Zooming in on syntenic contexts of proteobacteria
Beta proteobacteria and upper-gamma proteobacteria
The beta Proteobacteria exhibit a dynamic but still interpretable pattern of altered synteny (Fig. 6 and Table 5). Species of Ralstonia have retained the proposed ancestral synteny that is marked with yellow highlighting in Fig. 6. This syntenic organization is such that the aromatic-gene unit aroQ•pheA > hisH b > tyrA > aroF is nested between gyrA > serC at the leftward flank and cmk > rpsA > himD at the rightward flank. Species of Burkholderia (the next closest lineage) are almost identical, but exhibit individual evolutionary events (marked by circled numbers on the left, which correspond to a description of the proposed evolutionary events given in companion Table 5). These events include gene insertion, loss of hisH b, translocation of genes away from the ancestral supraoperon, and fusion of tyrA and aroF (in the common ancestor of B. mallei and B. pseudomallei). At a deeper level in the beta Proteobacteria section of the tree, Nitrosomonas europaea exhibits a separation of the ancestral supraoperon between tyrA and aroF. Either a very large insertion was made between tyrA and aroF, or one of the two gene clusters shown was transposed as part of a sufficiently large segment to include all of the conserved flanking genes. In Chromobacterium violaceum tyrA has become completely isolated from other gene members of the ancestral supraoperon, and aroF has assumed an inverted orientation with respect to cmk. Species of Neisseria exhibit no remnants of supraoperon synteny at all, and wholesale dispersal of all the supraoperon genes has occurred. (It is interesting that among the beta Proteobacteria, Neisseria species are also unique in that all of the trp-pathway genes are dispersed ).

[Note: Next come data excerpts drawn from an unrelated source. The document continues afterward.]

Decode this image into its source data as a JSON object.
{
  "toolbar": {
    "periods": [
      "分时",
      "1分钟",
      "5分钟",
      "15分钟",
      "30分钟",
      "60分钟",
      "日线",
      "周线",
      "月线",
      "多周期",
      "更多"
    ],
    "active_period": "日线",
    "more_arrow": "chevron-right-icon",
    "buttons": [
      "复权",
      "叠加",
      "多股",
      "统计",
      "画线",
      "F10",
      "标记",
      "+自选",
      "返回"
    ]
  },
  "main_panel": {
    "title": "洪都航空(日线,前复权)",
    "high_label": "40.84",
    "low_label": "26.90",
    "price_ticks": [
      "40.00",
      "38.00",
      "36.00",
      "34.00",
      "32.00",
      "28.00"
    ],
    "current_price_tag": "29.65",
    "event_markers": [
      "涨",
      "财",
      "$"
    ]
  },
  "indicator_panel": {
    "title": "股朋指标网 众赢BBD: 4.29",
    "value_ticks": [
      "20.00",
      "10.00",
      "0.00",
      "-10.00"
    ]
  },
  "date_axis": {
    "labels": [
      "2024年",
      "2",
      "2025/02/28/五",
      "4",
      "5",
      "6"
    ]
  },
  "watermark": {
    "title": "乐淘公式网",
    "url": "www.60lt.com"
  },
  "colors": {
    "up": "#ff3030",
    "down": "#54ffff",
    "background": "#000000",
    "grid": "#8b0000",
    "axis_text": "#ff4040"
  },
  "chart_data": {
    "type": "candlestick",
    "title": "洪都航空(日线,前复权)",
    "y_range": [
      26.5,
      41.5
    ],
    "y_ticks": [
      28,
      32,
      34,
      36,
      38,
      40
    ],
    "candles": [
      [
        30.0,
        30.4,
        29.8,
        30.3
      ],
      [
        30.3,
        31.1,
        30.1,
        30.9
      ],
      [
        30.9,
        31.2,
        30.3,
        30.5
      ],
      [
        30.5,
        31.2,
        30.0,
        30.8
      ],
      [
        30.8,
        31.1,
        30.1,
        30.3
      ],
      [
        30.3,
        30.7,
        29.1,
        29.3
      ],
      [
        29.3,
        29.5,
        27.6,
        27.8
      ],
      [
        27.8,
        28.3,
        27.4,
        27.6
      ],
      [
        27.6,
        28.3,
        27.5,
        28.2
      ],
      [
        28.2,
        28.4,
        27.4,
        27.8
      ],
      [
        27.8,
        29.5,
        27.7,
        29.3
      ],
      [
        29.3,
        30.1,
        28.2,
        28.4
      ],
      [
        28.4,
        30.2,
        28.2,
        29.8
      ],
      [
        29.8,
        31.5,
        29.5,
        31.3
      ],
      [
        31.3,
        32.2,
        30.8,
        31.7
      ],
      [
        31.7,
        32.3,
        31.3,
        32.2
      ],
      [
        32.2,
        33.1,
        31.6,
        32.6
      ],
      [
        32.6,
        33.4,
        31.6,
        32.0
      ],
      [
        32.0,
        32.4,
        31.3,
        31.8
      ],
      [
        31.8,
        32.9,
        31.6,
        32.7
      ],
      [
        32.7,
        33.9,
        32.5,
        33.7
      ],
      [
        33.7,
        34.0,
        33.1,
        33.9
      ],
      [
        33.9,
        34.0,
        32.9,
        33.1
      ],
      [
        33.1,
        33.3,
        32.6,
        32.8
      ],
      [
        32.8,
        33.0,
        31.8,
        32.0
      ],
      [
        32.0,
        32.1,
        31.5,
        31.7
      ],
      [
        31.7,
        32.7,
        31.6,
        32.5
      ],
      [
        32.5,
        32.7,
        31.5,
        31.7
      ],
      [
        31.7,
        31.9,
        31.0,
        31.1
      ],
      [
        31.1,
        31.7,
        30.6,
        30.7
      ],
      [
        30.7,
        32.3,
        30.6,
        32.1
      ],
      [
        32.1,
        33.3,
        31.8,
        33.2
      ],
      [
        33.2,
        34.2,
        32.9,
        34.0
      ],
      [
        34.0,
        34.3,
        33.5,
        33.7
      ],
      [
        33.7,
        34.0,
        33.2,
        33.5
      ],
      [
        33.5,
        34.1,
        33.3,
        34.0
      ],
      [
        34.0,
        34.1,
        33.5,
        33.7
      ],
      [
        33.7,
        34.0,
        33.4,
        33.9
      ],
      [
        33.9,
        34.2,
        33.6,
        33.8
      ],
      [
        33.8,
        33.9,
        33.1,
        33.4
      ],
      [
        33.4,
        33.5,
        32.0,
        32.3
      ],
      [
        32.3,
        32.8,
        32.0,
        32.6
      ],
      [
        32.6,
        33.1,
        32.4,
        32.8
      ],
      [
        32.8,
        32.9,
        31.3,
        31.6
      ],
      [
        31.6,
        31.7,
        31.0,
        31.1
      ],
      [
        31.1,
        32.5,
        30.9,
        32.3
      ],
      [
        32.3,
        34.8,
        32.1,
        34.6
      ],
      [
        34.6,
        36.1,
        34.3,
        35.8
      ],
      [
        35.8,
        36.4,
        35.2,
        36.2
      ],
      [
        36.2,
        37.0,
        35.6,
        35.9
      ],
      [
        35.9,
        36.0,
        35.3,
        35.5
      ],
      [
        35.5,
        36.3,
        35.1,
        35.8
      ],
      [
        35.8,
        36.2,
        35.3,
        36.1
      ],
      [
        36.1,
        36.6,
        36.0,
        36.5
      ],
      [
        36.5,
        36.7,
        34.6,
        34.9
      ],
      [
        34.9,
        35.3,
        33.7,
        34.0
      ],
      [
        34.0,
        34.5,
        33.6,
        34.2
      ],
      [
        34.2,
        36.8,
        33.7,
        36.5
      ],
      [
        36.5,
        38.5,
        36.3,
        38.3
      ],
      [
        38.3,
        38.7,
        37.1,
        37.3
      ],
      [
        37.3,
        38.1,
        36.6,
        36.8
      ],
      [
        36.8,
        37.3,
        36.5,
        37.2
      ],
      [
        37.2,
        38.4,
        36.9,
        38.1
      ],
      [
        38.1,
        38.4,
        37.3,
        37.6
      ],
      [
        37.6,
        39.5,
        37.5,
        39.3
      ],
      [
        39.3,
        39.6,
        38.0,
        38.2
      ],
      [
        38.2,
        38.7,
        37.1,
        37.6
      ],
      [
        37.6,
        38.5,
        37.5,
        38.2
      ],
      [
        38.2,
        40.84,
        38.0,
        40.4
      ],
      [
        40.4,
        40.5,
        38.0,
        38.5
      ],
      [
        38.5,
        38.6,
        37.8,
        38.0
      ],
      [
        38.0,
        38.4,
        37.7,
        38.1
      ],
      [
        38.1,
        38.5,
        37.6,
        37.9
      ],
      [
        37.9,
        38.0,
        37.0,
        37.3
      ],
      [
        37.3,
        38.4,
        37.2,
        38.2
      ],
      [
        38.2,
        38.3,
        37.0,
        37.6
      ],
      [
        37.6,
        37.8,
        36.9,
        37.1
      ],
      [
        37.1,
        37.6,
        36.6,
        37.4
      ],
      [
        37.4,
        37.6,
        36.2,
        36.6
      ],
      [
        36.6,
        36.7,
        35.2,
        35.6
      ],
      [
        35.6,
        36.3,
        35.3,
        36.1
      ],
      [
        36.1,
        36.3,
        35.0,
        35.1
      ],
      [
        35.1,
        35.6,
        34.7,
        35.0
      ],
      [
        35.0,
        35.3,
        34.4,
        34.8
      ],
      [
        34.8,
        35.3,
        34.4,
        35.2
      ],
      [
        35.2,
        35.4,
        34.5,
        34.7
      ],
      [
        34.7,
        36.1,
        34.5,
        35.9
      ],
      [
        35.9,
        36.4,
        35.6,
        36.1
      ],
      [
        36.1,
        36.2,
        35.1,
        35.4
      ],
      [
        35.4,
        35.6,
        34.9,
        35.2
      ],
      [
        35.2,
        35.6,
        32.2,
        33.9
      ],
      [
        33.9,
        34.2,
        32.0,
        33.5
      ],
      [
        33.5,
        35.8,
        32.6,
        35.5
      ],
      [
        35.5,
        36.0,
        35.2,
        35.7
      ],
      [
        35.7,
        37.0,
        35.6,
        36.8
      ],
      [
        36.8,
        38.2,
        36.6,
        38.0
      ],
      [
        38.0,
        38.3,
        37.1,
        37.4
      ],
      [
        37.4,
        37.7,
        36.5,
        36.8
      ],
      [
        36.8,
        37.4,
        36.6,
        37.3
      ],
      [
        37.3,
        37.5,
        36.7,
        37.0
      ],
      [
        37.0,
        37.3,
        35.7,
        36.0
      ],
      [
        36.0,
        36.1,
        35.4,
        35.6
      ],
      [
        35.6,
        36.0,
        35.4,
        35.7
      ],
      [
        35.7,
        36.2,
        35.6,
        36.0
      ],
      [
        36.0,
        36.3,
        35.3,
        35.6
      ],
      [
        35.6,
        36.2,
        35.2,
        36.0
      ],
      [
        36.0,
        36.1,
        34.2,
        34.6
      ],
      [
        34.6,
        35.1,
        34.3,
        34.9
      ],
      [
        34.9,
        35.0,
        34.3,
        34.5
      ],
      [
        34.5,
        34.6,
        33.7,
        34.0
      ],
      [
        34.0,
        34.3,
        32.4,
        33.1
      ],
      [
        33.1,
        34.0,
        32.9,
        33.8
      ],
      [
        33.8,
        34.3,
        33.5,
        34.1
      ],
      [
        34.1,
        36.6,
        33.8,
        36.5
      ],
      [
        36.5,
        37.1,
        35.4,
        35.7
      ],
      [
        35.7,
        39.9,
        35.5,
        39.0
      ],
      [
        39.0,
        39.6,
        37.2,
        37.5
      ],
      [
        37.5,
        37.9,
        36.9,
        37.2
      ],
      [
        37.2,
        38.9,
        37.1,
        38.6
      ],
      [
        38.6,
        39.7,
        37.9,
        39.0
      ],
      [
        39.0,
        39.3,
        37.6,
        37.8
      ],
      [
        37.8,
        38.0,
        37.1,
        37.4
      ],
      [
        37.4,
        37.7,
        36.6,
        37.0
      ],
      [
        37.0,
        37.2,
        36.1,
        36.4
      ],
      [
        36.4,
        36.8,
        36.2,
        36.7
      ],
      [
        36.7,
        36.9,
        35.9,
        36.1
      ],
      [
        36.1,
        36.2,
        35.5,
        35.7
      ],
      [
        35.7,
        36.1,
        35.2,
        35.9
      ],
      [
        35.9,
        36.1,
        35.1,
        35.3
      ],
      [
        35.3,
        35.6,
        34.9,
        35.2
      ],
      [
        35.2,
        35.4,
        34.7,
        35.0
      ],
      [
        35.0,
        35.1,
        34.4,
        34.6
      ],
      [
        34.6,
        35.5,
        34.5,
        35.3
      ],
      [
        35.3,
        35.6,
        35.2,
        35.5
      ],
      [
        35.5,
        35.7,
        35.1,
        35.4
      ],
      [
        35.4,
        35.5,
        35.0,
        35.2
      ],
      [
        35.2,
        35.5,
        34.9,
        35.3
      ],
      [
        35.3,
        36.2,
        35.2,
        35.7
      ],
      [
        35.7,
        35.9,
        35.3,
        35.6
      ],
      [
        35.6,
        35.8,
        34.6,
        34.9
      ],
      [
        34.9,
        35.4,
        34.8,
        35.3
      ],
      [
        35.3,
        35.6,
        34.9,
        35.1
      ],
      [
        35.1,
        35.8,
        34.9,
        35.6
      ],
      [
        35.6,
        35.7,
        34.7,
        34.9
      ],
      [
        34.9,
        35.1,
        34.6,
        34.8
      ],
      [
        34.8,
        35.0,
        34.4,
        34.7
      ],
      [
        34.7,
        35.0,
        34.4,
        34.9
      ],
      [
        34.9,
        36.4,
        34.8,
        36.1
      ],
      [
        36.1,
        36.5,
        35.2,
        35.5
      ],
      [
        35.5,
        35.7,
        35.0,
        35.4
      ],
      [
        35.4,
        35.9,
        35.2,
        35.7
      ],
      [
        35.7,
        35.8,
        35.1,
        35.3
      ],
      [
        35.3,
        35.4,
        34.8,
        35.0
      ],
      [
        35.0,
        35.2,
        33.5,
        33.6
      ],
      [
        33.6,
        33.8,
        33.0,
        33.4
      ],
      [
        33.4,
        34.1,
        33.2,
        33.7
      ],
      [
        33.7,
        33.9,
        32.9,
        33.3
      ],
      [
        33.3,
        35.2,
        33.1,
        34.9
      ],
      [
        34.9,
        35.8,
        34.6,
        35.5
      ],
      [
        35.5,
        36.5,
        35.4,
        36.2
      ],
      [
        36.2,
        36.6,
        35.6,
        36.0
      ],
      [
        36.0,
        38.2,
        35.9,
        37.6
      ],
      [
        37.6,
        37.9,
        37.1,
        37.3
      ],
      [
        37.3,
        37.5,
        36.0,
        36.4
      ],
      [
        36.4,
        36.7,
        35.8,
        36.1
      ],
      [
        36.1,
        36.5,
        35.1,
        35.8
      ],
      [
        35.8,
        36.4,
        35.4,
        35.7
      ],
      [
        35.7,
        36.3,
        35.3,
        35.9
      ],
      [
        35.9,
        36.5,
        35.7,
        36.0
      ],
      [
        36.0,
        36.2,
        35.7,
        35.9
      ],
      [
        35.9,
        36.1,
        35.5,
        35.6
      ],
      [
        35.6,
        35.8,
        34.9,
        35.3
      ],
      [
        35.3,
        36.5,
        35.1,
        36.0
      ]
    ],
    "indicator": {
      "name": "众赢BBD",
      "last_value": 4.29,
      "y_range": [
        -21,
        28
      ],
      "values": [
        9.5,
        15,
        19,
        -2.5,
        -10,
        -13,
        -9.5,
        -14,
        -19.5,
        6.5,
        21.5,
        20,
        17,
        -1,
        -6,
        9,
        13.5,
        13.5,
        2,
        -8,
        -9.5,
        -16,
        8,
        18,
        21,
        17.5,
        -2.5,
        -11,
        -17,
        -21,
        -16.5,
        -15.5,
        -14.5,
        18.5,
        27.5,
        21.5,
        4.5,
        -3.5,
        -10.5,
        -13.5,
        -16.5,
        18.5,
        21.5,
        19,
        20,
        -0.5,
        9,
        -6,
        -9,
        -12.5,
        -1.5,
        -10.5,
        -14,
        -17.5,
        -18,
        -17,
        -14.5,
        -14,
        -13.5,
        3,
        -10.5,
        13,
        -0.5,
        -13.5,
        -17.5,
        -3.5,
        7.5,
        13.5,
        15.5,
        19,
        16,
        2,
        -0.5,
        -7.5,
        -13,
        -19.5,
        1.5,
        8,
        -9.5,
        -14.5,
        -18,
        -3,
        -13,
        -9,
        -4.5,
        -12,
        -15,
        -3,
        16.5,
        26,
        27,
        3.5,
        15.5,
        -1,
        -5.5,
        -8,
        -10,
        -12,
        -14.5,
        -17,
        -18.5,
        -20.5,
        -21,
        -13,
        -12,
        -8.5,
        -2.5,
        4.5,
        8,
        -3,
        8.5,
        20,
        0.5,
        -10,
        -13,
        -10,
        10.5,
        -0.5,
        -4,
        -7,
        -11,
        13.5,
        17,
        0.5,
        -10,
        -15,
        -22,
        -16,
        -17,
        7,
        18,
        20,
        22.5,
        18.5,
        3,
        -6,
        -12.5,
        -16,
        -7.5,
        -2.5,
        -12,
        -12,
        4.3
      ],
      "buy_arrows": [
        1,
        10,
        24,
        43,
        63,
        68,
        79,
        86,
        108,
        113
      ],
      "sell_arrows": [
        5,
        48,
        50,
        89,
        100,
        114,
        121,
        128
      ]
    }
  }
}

The gamma Proteobacteria have separated into two distinctly different synteny patterns. The lower-gamma Proteobacteria have undergone marked syntenic change (see below). The assemblage portrayed between Acidithiobacillus and Microbulbifer in the lower part of Fig. 6 (termed the upper-gamma Proteobacteria) exhibit a strong overall syntenic resemblance of supraoperon genes to that of the beta Proteobacteria. Acidithiobacillus possesses a near-intact ancestral supraoperon, differing only in having two insertions: one gene encoding 3-deoxy-D-arabino-heptulosonate 7-phosphate (DAHP) synthase between hisH b and tyrA, and the other being the insertion of serA between serC and aroQ•pheA. Pseudomonas aeruginosa and P. stutzeri have also retained nearly intact ancestral supraoperons, differing only in the fusion of tyrA and aroF. The serC > aroQ•pheA > hisH b > tyrA•aroF > cmk > rpsA supraoperon has been studied in P. stutzeri [5, 6]. The tyrA•aroF fusion occurred in the common ancestor of the clade shown between Azotobacter and Microbulbifer in Fig. 6. The supraoperons of P. syringae, P. fluorescens and P. putida lack hisH b. P. syringae exhibits a recent C-terminal truncation of the aroF domain, coupled with acquisition elsewhere in the genome of a free-standing •aroF that is not phylogenetically congruent (probably of LGT origin). Acinetobacter sp. and Microbulbifer degradans possess an aroQ•pheA > tyrA•aroF unit that has become dissociated from serC at one end and from cmk on the other end. In Xylella and Xanthomonas, hisH b has been deleted from the genome and tyrA has been transposed away from serC > aroQ•pheA > aroF. The latter unit has been transposed away from gyrA, the ancestral flanking gene. On the other hand, cmk > rpsA has remained next to himD, the gene usually flanking rpsA.
The enteric lineage
The lower-gamma Proteobacteria differ sharply from upper-gamma Proteobacteria in their possession of the tyrA c_Δ class of tyrA and its fusion with aroQ. In Fig. 2 this clade of AroQ•TyrAc_Δ fusions was presented as one exhibiting absolute specificity for NAD+, combined with an overwhelming but not complete specificity for PPA. In Fig. 7 the gene synteny associated with tyrA c_Δ is profiled against the 16S rRNA phylogenetic trees of the lower-gamma Proteobacteria possessing these genes, and the proposed evolutionary events are summarized in the companion Table 6. Figure 5 has indicated a synteny consensus for the common ancestor at this hierarchical level whereby gyrA > serC > hisH b > aroF > cmk > rpsA parallels the ancestral synteny of β-Proteobacteria, but without aroQ•pheA or tyrA in the middle of the linkage group. Many dynamic evolutionary events of altered aromatic biosynthesis have occurred within the lower-gamma Proteobacteria since their divergence from the upper-gamma Proteobacteria. This includes the emergence of three allosterically distinct DAHP synthases, one of which now comprises the two-gene, three-domain tyr operon (aroA Iα_Y > aroQ•tyrA c_Δ ). The upper-gamma Proteobacteria characteristically possess the aroA Iα paralogs encoding AroAIα_H (TRP-inhibited DAHP synthase) and AroAIα_Y (TYR-inhibited DAHP synthase). It has been asserted that AroAIα_F (PHE-inhibited DAHP synthase) was the most recent paralog, acquired just after divergence of the lower-gamma Proteobacteria . It is bizarre that Shewanella oneidensis possesses a pseudogene of aroA Iβ fused to the C terminus of aroQ•pheA. The aroA Iβ subclass of Family-I DAHP synthases is not usually observed in gram-negative bacteria .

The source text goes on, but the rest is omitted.